Jonathan swift biography gullivers travels trailer

          Swift's classic satirical tale, featuring an 18th century physician's eight year adventure through strange and wonderful lands....

          Jonathan Swift

          Anglo-Irish satirist and cleric (1667–1745)

          For other uses, see Jonathan Swift (disambiguation).

          Jonathan Swift (30 November 1667 – 19 October 1745) was an Anglo-Irish[1] writer who became Dean of St Patrick's Cathedral, Dublin,[2] hence his common sobriquet, "Dean Swift".

          His deadpan, ironic writing style, particularly in A Modest Proposal, has led to such satire being subsequently termed "Swiftian".[3]

          Swift is remembered for works such as A Tale of a Tub (1704), An Argument Against Abolishing Christianity (1712), Gulliver's Travels (1726), and A Modest Proposal (1729).

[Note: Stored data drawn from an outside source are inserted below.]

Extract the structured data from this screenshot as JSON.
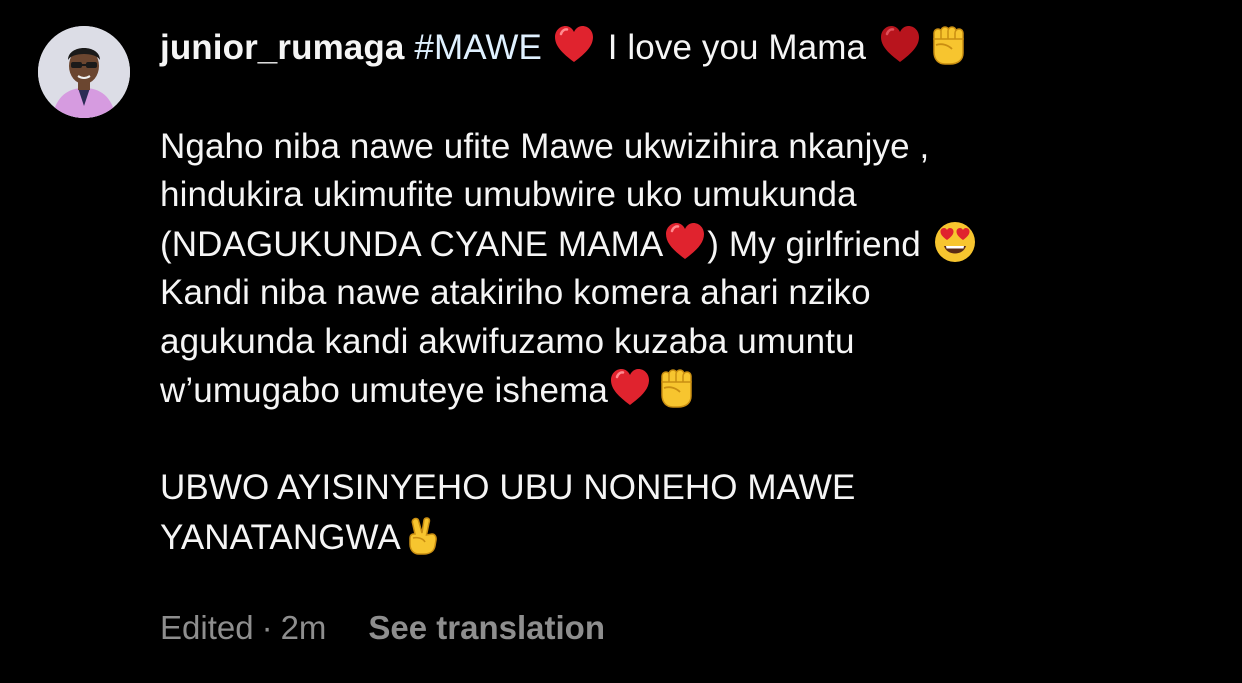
{
  "comment": {
    "username": "junior_rumaga",
    "hashtag": "#MAWE",
    "line1_text": "I love you Mama",
    "paragraph1": [
      "Ngaho niba nawe ufite Mawe ukwizihira nkanjye ,",
      "hindukira ukimufite umubwire uko umukunda",
      "(NDAGUKUNDA CYANE MAMA",
      ") My girlfriend",
      "Kandi niba nawe atakiriho komera ahari nziko",
      "agukunda kandi akwifuzamo kuzaba umuntu",
      "w’umugabo umuteye ishema"
    ],
    "paragraph2": [
      "UBWO AYISINYEHO UBU NONEHO MAWE",
      "YANATANGWA"
    ]
  },
  "footer": {
    "edited": "Edited",
    "separator": "·",
    "time": "2m",
    "see_translation": "See translation"
  },
  "icons": {
    "heart": "red-heart-emoji",
    "fist": "raised-fist-emoji",
    "heart_eyes": "heart-eyes-emoji",
    "victory": "victory-hand-emoji"
  },
  "colors": {
    "background": "#000000",
    "text": "#f5f5f5",
    "muted": "#8e8e8e",
    "heart": "#e0232e",
    "emoji_yellow": "#f7c52f"
  }
}
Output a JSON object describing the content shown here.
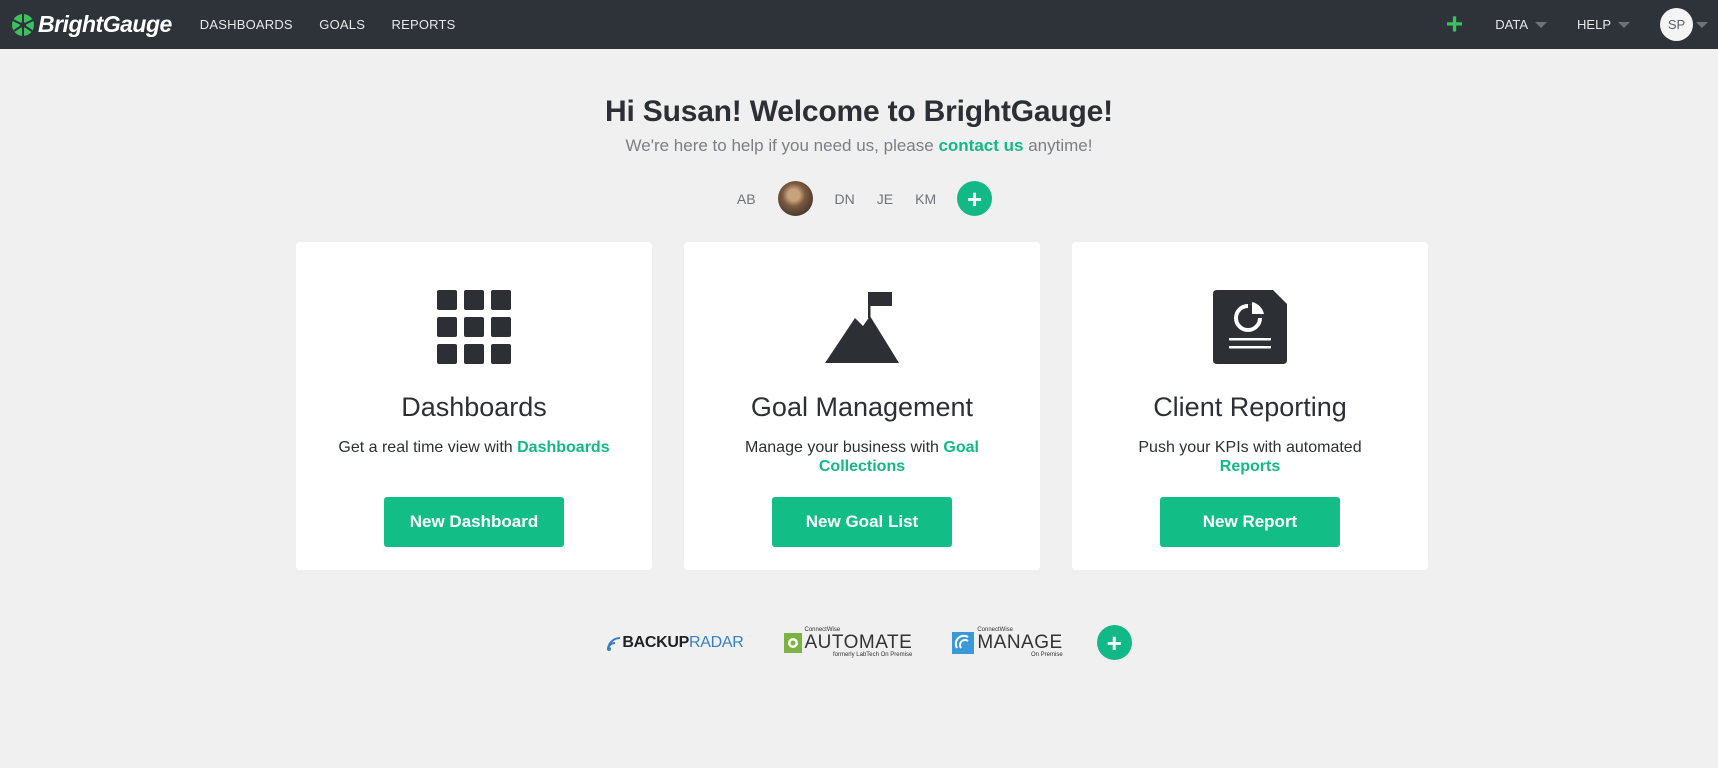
{
  "topbar": {
    "logo_text": "BrightGauge",
    "nav": [
      "DASHBOARDS",
      "GOALS",
      "REPORTS"
    ],
    "add_label": "+",
    "data_label": "DATA",
    "help_label": "HELP",
    "user_initials": "SP"
  },
  "welcome": {
    "title": "Hi Susan! Welcome to BrightGauge!",
    "subtitle_before": "We're here to help if you need us, please ",
    "subtitle_link": "contact us",
    "subtitle_after": " anytime!"
  },
  "users": {
    "initials": [
      "AB",
      "DN",
      "JE",
      "KM"
    ],
    "add_label": "+"
  },
  "cards": [
    {
      "icon": "grid-icon",
      "title": "Dashboards",
      "desc_before": "Get a real time view with ",
      "desc_link": "Dashboards",
      "button": "New Dashboard"
    },
    {
      "icon": "mountain-flag-icon",
      "title": "Goal Management",
      "desc_before": "Manage your business with ",
      "desc_link": "Goal Collections",
      "button": "New Goal List"
    },
    {
      "icon": "report-document-icon",
      "title": "Client Reporting",
      "desc_before": "Push your KPIs with automated ",
      "desc_link": "Reports",
      "button": "New Report"
    }
  ],
  "integrations": {
    "backup_radar": {
      "part1": "BACKUP",
      "part2": "RADAR"
    },
    "automate": {
      "small": "ConnectWise",
      "big": "AUTOMATE",
      "sub": "formerly LabTech On Premise"
    },
    "manage": {
      "small": "ConnectWise",
      "big": "MANAGE",
      "sub": "On Premise"
    },
    "add_label": "+"
  },
  "colors": {
    "topbar": "#2e3239",
    "accent": "#12b886",
    "background": "#f0f0f0"
  }
}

          Gulliver's Travels () Jonathan Swift | Adventure, Comedy | Animated Movie | Subtitled Felix the Cat - An Abbreviated History.

        1. Gulliver's Travels () Jonathan Swift | Adventure, Comedy | Animated Movie | Subtitled Felix the Cat - An Abbreviated History.
        2. Gulliver's Travels () Gulliver washes ashore on Lilliput and attempts to prevent war between that tiny kingdom and its equally minuscule.
        3. Swift's classic satirical tale, featuring an 18th century physician's eight year adventure through strange and wonderful lands.
        4. Travel writer Lemuel Gulliver takes an assignment in Bermuda but ends up on the island of Lilliput, where he towers over its tiny citizens.
        5. Surgeon Lemuel Gulliver, a softhearted colonial is washed ashore an island called Sumatra (The Land of Lilliput), after a shipwreck.
        6. He originally published all of his works under pseudonyms—including Lemuel Gulliver, Isaac Bickerstaff, M. B. Drapier—or anonymously. He was a master of two styles of satire, the Horatian and Juvenalian styles. He is regarded by the Encyclopædia Britannica as the "foremost prose satirist in the English language."[1]